La chute d’Archegos dévoile la part d’ombre des produits dérivés

Franck Josselin
Les total return swaps, produits utilisés par Credit Suisse avec Archegos, restent invisibles aussi bien dans les comptes que dans la revue des risques des banques.
(Crédit St Claire / Pixabay)

Les réglementations bancaires s’accumulent, et pourtant, il reste des trous dans la raquette. C’est dans une de ces zones grises que se logent les total return swaps (TSR), les produits ayant provoqué les pertes chez Credit Suisse et Nomura, après la chute du hedge fund Archegos. Ils demeurent presque invisibles, aussi bien du point de vue comptable, que de celui de la revue des risques.

Le fonctionnement d’un total return swap sur action est simple : le fonds verse à la banque un taux fixe, en échange de la performance d’un titre. Si le cours de celui-ci monte, le gestionnaire touche la plus-value, s’il baisse, il verse à la banque la moins-value. Le tout sans détenir le titre, ce qui permet un effet de levier important. Si ces instruments se révèlent très utile, en cas de problème, ils font parfois peser sur les banques des risques difficiles à évaluer.
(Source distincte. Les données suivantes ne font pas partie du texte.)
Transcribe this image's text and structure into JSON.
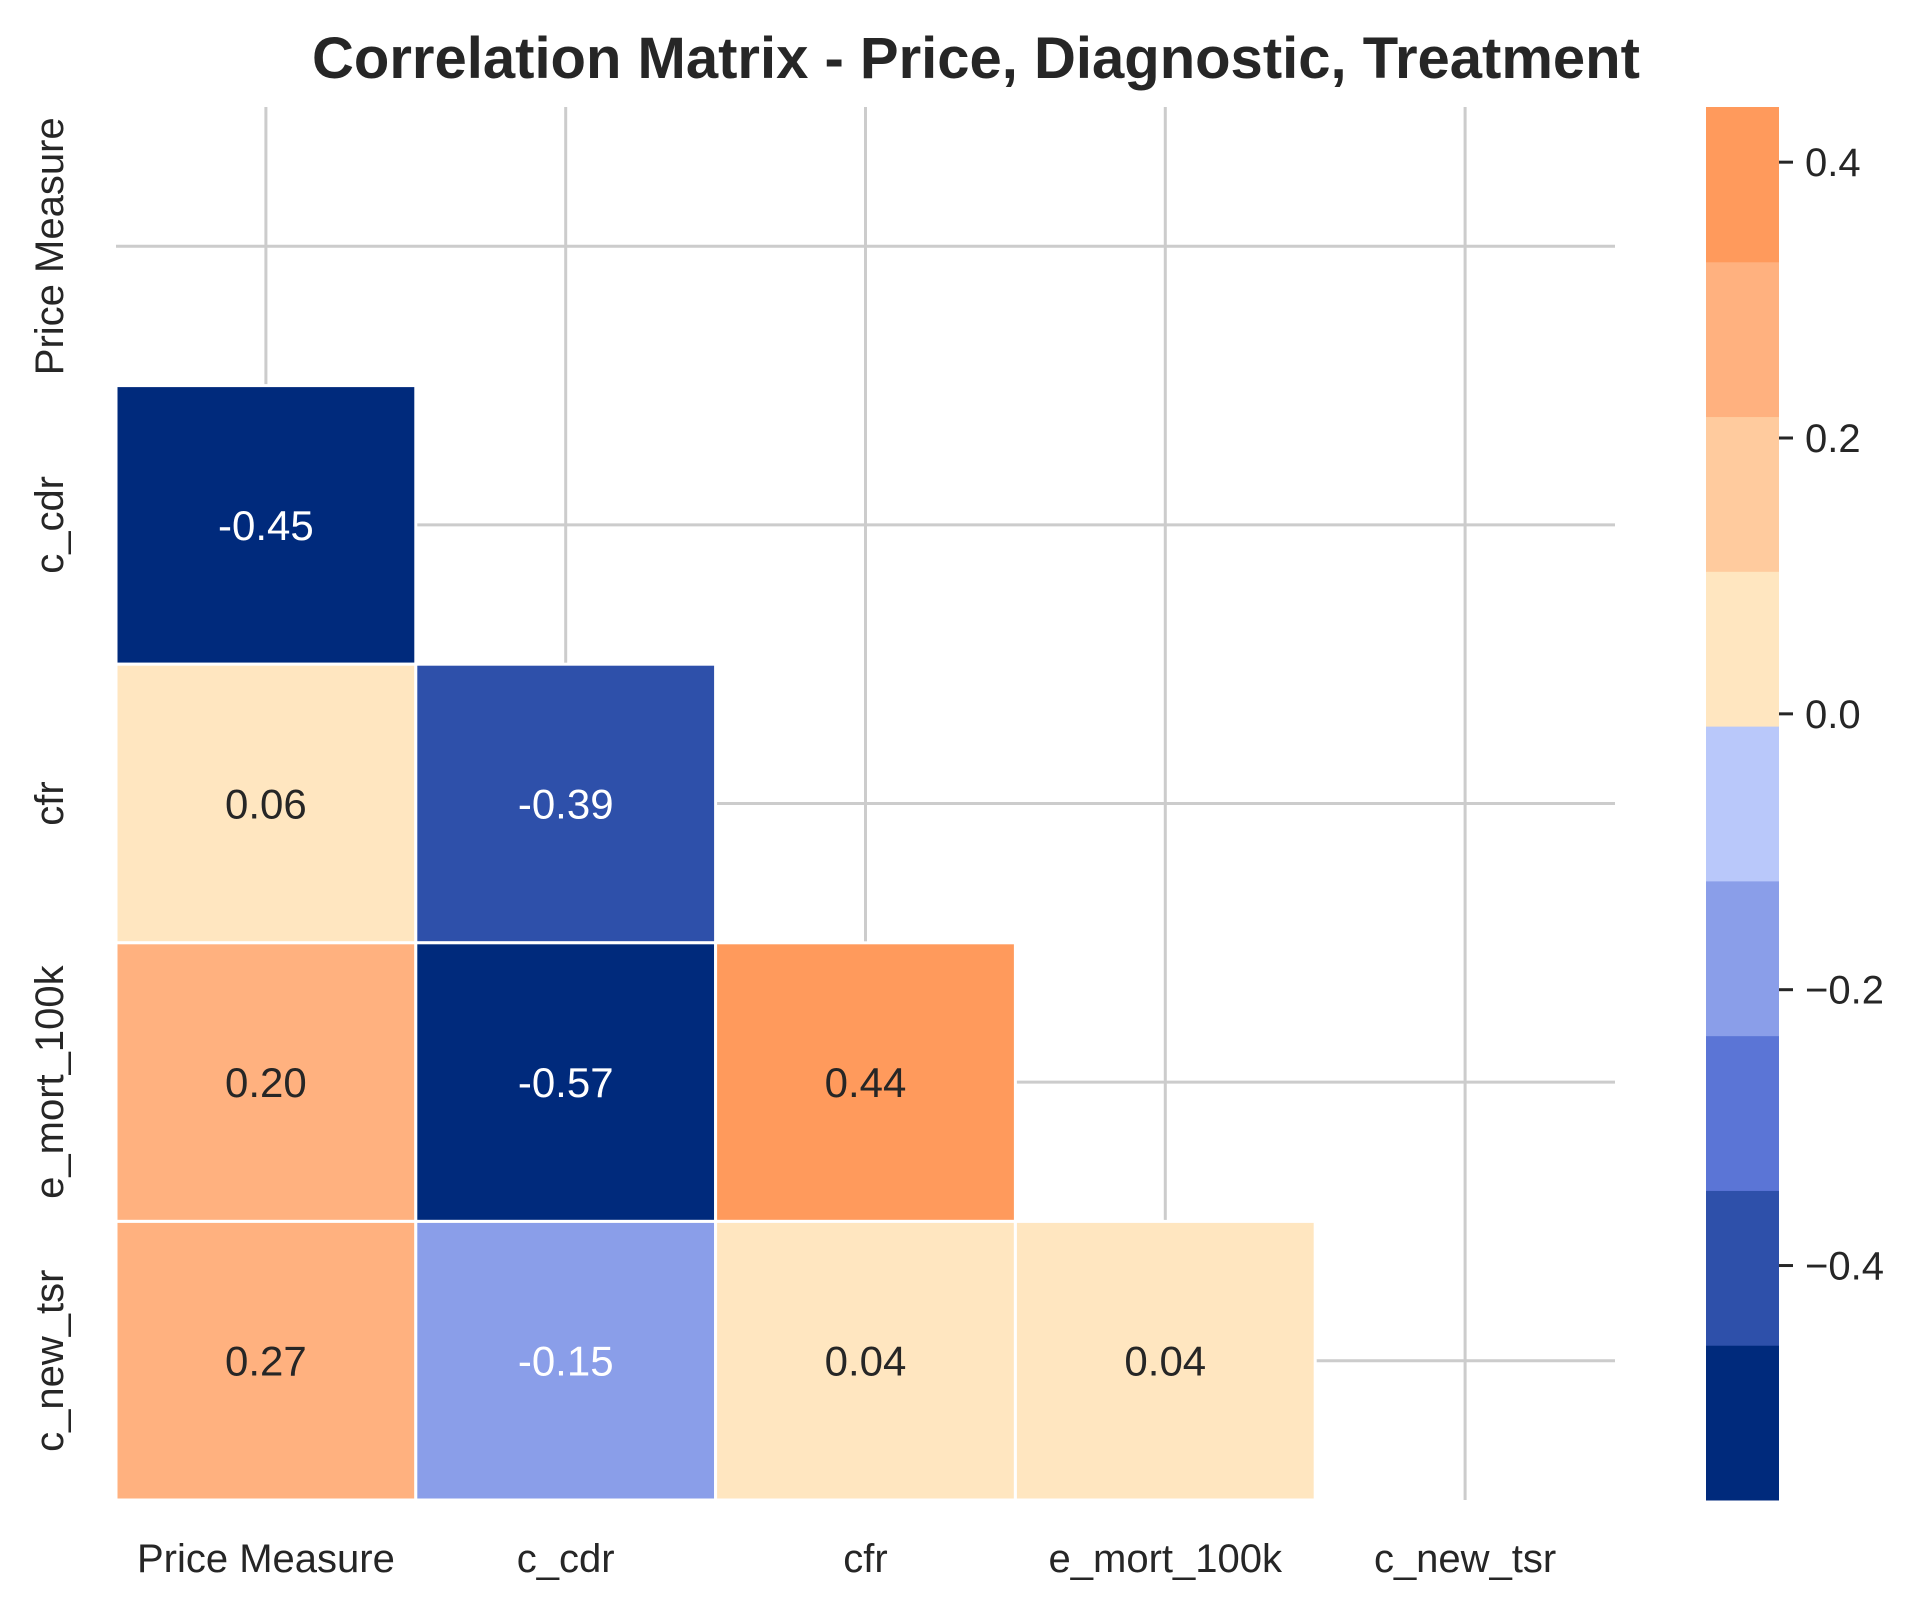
{
  "chart_data": {
    "type": "heatmap",
    "title": "Correlation Matrix - Price, Diagnostic, Treatment",
    "x_labels": [
      "Price Measure",
      "c_cdr",
      "cfr",
      "e_mort_100k",
      "c_new_tsr"
    ],
    "y_labels": [
      "Price Measure",
      "c_cdr",
      "cfr",
      "e_mort_100k",
      "c_new_tsr"
    ],
    "mask": "upper-triangle-including-diagonal",
    "matrix": [
      [
        null,
        null,
        null,
        null,
        null
      ],
      [
        -0.45,
        null,
        null,
        null,
        null
      ],
      [
        0.06,
        -0.39,
        null,
        null,
        null
      ],
      [
        0.2,
        -0.57,
        0.44,
        null,
        null
      ],
      [
        0.27,
        -0.15,
        0.04,
        0.04,
        null
      ]
    ],
    "cell_labels": [
      [
        null,
        null,
        null,
        null,
        null
      ],
      [
        "-0.45",
        null,
        null,
        null,
        null
      ],
      [
        "0.06",
        "-0.39",
        null,
        null,
        null
      ],
      [
        "0.20",
        "-0.57",
        "0.44",
        null,
        null
      ],
      [
        "0.27",
        "-0.15",
        "0.04",
        "0.04",
        null
      ]
    ],
    "grid": true,
    "colorbar": {
      "placement": "right",
      "range": [
        -0.57,
        0.44
      ],
      "bins": 8,
      "colors": [
        "#002a7c",
        "#2e50aa",
        "#5b75d6",
        "#8a9ee9",
        "#b9c8fa",
        "#ffe6c0",
        "#ffcb9e",
        "#ffb17f",
        "#ff9a5c"
      ],
      "ticks": [
        -0.4,
        -0.2,
        0.0,
        0.2,
        0.4
      ],
      "tick_labels": [
        "−0.4",
        "−0.2",
        "0.0",
        "0.2",
        "0.4"
      ]
    },
    "text_colors": {
      "dark_cell": "#ffffff",
      "light_cell": "#262626"
    }
  }
}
D’un point de vue comptable, les total return swaps sont comptabilisés comme des dérivés, à la valeur de marché. «Ils sont donc comptabilisés à quasiment zéro quand la rentabilité des titres est proche de la rentabilité attendue», explique Thomas Verdin, directeur associé du pôle banque et réglementaire du cabinet d’audit et de conseil BM&A. Il est bien possible de retrouver les montants nominaux, parfois très élevés, sur lesquels portent ces instruments, mais «ces montants figurent dans la documentation hors bilan des banques, sans lien direct avec les positions au bilan, ou sans détail. Les interpréter s’apparente à un travail de fourmi», constate Thomas Verdin.

Caractère hybride

S’ils n’apparaissent pas comptablement, ces produits devraient cependant figurer dans la revue des risques de la banque, en tant que produits dérivés. Le risque d’un dérivé traditionnel est calculé en ajoutant à la valeur de marché un pourcentage du nominal sur lequel ils portent. Seulement, les banques ont l’autorisation d’appliquer aux total return swaps sur actions, pour le calcul de leurs ratios de risque, non pas le traitement usuel pour les dérivés, mais celui des prêts assortis d’un collatéral. «Or, selon les règles du Comité de Bâle, les prêts totalement garantis par un collatéral n’impliquent pas de capitaux propres en couverture du risque», constate Thomas Verdin.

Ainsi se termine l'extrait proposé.